Conventional lithium-ion batteries (LIBs) employ flammable liquid electrolytes that are vulnerable to leakage, combustion, and dendrite penetration during high-rate charging, thereby posing significant safety hazards [1,2]. In contrast, replacing liquid electrolytes with solid-state electrolytes (SSEs) not only mitigates these risks but also enables the use of lithium-metal anodes, which can further enhance energy density [3].

Several countries and regions—including the United States, Japan, South Korea, and Europe—have launched strategic programs to accelerate the development and industrialization of SSB technologies [2]. China has also made considerable progress, supported by strong academic output and patent activity. Nevertheless, critical challenges remain in raw material supply, interfacial engineering, scalable manufacturing, and ecosystem development [2]. Addressing these issues will be essential for enabling large-scale commercialization and achieving global competitiveness in the SSB sector.

1.1. Research problem

Despite significant progress in the development of various SSE systems—including oxides, sulfides, polymers, and Halogen—no single material currently meets the combined requirements for high ionic conductivity, wide electrochemical stability, robust interfacial compatibility, and cost-effective scalability [3,4].The main technical bottlenecks can be summarized as follows: Limited Li⁺ ionic conductivity at ambient temperatures. Electrochemical stability mismatch between electrolytes and high-voltage cathodes or lithium-metal anodes [4]. Interfacial resistance growth due to poor solid–solid contact and side reactions [3]. Environmental sensitivity of certain SSEs, such as sulfides, to moisture and oxygen [2,3]. Processing and cost barriers arising from high sintering temperatures and limited raw material availability [2]. These interrelated issues mean that improving one parameter often comes at the expense of another, making it necessary to adopt integrated design strategies.

1.2. Objectives of the study

This research aims to explore and analyze innovative developments in solid-state electrolyte materials to overcome performance bottlenecks. The specific objectives are:

Investigate how structural and compositional factors influence ion transport in SSEs.

Compare the electrochemical performance of major SSE categories, highlighting trade-offs and optimization paths [3].

Explore engineering strategies for stabilizing electrode–electrolyte interfaces, particularly for high-voltage and lithium-metal configurations [4].

1.3. Significance of the study

A systematic evaluation of SSE materials from both a performance and manufacturing perspective will provide valuable guidance for the development of next-generation SSBs. By integrating material optimization with interface engineering, it is possible to design systems that meet the dual requirements of high conductivity and long-term cycling stability, thereby enabling safer, more efficient, and commercially viable energy storage solutions [2-4].

1.4. Hypothesis

It is hypothesized that composite SSE structures—combining a highly conductive phase with a chemically stable phase—can simultaneously achieve fast Li⁺ transport and robust interfacial stability. By tailoring microstructural features such as grain boundary connectivity and phase distribution, and by optimizing interface chemistry, it should be possible to achieve room-temperature ionic conductivities ≥ 10⁻³ S·cm⁻¹ and interfacial resistances ≤ 50 Ω·cm² against high-voltage cathodes, without imposing excessive environmental control requirements [3,4].

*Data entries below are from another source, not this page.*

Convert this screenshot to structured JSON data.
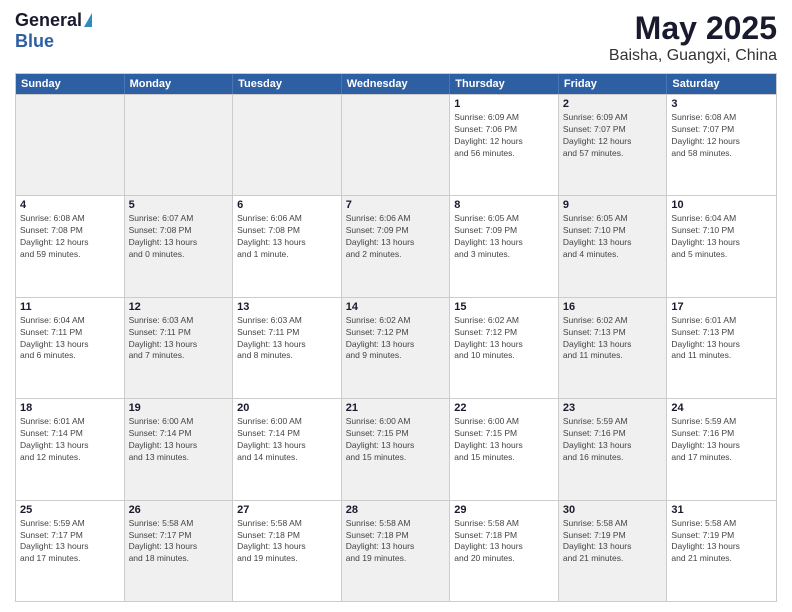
{
  "logo": {
    "general": "General",
    "blue": "Blue"
  },
  "header": {
    "title": "May 2025",
    "subtitle": "Baisha, Guangxi, China"
  },
  "weekdays": [
    "Sunday",
    "Monday",
    "Tuesday",
    "Wednesday",
    "Thursday",
    "Friday",
    "Saturday"
  ],
  "rows": [
    [
      {
        "day": "",
        "info": "",
        "shaded": true
      },
      {
        "day": "",
        "info": "",
        "shaded": true
      },
      {
        "day": "",
        "info": "",
        "shaded": true
      },
      {
        "day": "",
        "info": "",
        "shaded": true
      },
      {
        "day": "1",
        "info": "Sunrise: 6:09 AM\nSunset: 7:06 PM\nDaylight: 12 hours\nand 56 minutes.",
        "shaded": false
      },
      {
        "day": "2",
        "info": "Sunrise: 6:09 AM\nSunset: 7:07 PM\nDaylight: 12 hours\nand 57 minutes.",
        "shaded": true
      },
      {
        "day": "3",
        "info": "Sunrise: 6:08 AM\nSunset: 7:07 PM\nDaylight: 12 hours\nand 58 minutes.",
        "shaded": false
      }
    ],
    [
      {
        "day": "4",
        "info": "Sunrise: 6:08 AM\nSunset: 7:08 PM\nDaylight: 12 hours\nand 59 minutes.",
        "shaded": false
      },
      {
        "day": "5",
        "info": "Sunrise: 6:07 AM\nSunset: 7:08 PM\nDaylight: 13 hours\nand 0 minutes.",
        "shaded": true
      },
      {
        "day": "6",
        "info": "Sunrise: 6:06 AM\nSunset: 7:08 PM\nDaylight: 13 hours\nand 1 minute.",
        "shaded": false
      },
      {
        "day": "7",
        "info": "Sunrise: 6:06 AM\nSunset: 7:09 PM\nDaylight: 13 hours\nand 2 minutes.",
        "shaded": true
      },
      {
        "day": "8",
        "info": "Sunrise: 6:05 AM\nSunset: 7:09 PM\nDaylight: 13 hours\nand 3 minutes.",
        "shaded": false
      },
      {
        "day": "9",
        "info": "Sunrise: 6:05 AM\nSunset: 7:10 PM\nDaylight: 13 hours\nand 4 minutes.",
        "shaded": true
      },
      {
        "day": "10",
        "info": "Sunrise: 6:04 AM\nSunset: 7:10 PM\nDaylight: 13 hours\nand 5 minutes.",
        "shaded": false
      }
    ],
    [
      {
        "day": "11",
        "info": "Sunrise: 6:04 AM\nSunset: 7:11 PM\nDaylight: 13 hours\nand 6 minutes.",
        "shaded": false
      },
      {
        "day": "12",
        "info": "Sunrise: 6:03 AM\nSunset: 7:11 PM\nDaylight: 13 hours\nand 7 minutes.",
        "shaded": true
      },
      {
        "day": "13",
        "info": "Sunrise: 6:03 AM\nSunset: 7:11 PM\nDaylight: 13 hours\nand 8 minutes.",
        "shaded": false
      },
      {
        "day": "14",
        "info": "Sunrise: 6:02 AM\nSunset: 7:12 PM\nDaylight: 13 hours\nand 9 minutes.",
        "shaded": true
      },
      {
        "day": "15",
        "info": "Sunrise: 6:02 AM\nSunset: 7:12 PM\nDaylight: 13 hours\nand 10 minutes.",
        "shaded": false
      },
      {
        "day": "16",
        "info": "Sunrise: 6:02 AM\nSunset: 7:13 PM\nDaylight: 13 hours\nand 11 minutes.",
        "shaded": true
      },
      {
        "day": "17",
        "info": "Sunrise: 6:01 AM\nSunset: 7:13 PM\nDaylight: 13 hours\nand 11 minutes.",
        "shaded": false
      }
    ],
    [
      {
        "day": "18",
        "info": "Sunrise: 6:01 AM\nSunset: 7:14 PM\nDaylight: 13 hours\nand 12 minutes.",
        "shaded": false
      },
      {
        "day": "19",
        "info": "Sunrise: 6:00 AM\nSunset: 7:14 PM\nDaylight: 13 hours\nand 13 minutes.",
        "shaded": true
      },
      {
        "day": "20",
        "info": "Sunrise: 6:00 AM\nSunset: 7:14 PM\nDaylight: 13 hours\nand 14 minutes.",
        "shaded": false
      },
      {
        "day": "21",
        "info": "Sunrise: 6:00 AM\nSunset: 7:15 PM\nDaylight: 13 hours\nand 15 minutes.",
        "shaded": true
      },
      {
        "day": "22",
        "info": "Sunrise: 6:00 AM\nSunset: 7:15 PM\nDaylight: 13 hours\nand 15 minutes.",
        "shaded": false
      },
      {
        "day": "23",
        "info": "Sunrise: 5:59 AM\nSunset: 7:16 PM\nDaylight: 13 hours\nand 16 minutes.",
        "shaded": true
      },
      {
        "day": "24",
        "info": "Sunrise: 5:59 AM\nSunset: 7:16 PM\nDaylight: 13 hours\nand 17 minutes.",
        "shaded": false
      }
    ],
    [
      {
        "day": "25",
        "info": "Sunrise: 5:59 AM\nSunset: 7:17 PM\nDaylight: 13 hours\nand 17 minutes.",
        "shaded": false
      },
      {
        "day": "26",
        "info": "Sunrise: 5:58 AM\nSunset: 7:17 PM\nDaylight: 13 hours\nand 18 minutes.",
        "shaded": true
      },
      {
        "day": "27",
        "info": "Sunrise: 5:58 AM\nSunset: 7:18 PM\nDaylight: 13 hours\nand 19 minutes.",
        "shaded": false
      },
      {
        "day": "28",
        "info": "Sunrise: 5:58 AM\nSunset: 7:18 PM\nDaylight: 13 hours\nand 19 minutes.",
        "shaded": true
      },
      {
        "day": "29",
        "info": "Sunrise: 5:58 AM\nSunset: 7:18 PM\nDaylight: 13 hours\nand 20 minutes.",
        "shaded": false
      },
      {
        "day": "30",
        "info": "Sunrise: 5:58 AM\nSunset: 7:19 PM\nDaylight: 13 hours\nand 21 minutes.",
        "shaded": true
      },
      {
        "day": "31",
        "info": "Sunrise: 5:58 AM\nSunset: 7:19 PM\nDaylight: 13 hours\nand 21 minutes.",
        "shaded": false
      }
    ]
  ]
}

1.5. Overview of the paper structure

This paper is organized as follows. Section 2 outlines the ion-conduction mechanisms underlying solid-state electrolytes (SSEs) and clarifies the evaluation metrics used in this review. Section 3 surveys oxide-, sulfide-, polymer-, and halogen-based electrolytes, providing a comparative analysis of their electrochemical, mechanical, and processing characteristics. Section 4 examines interfacial stability at both cathode/SSE and Li-metal/SSE contacts and summarizes state-of-the-art engineering strategies. Section 5 synthesizes recent advances, identifies unresolved bottlenecks, and maps research gaps to promising

2. Literature review

2.1. Overview of the existing research

Solid-state electrolytes (SSEs) are lithium-ion-conducting materials in solid form, designed to replace liquid electrolytes in conventional lithium-ion batteries and potentially enhance performance and safety. Current SSE systems are typically categorized into four groups: oxide-based, sulfide-based, polymer-based, and Halogen-based electrolytes [2-4].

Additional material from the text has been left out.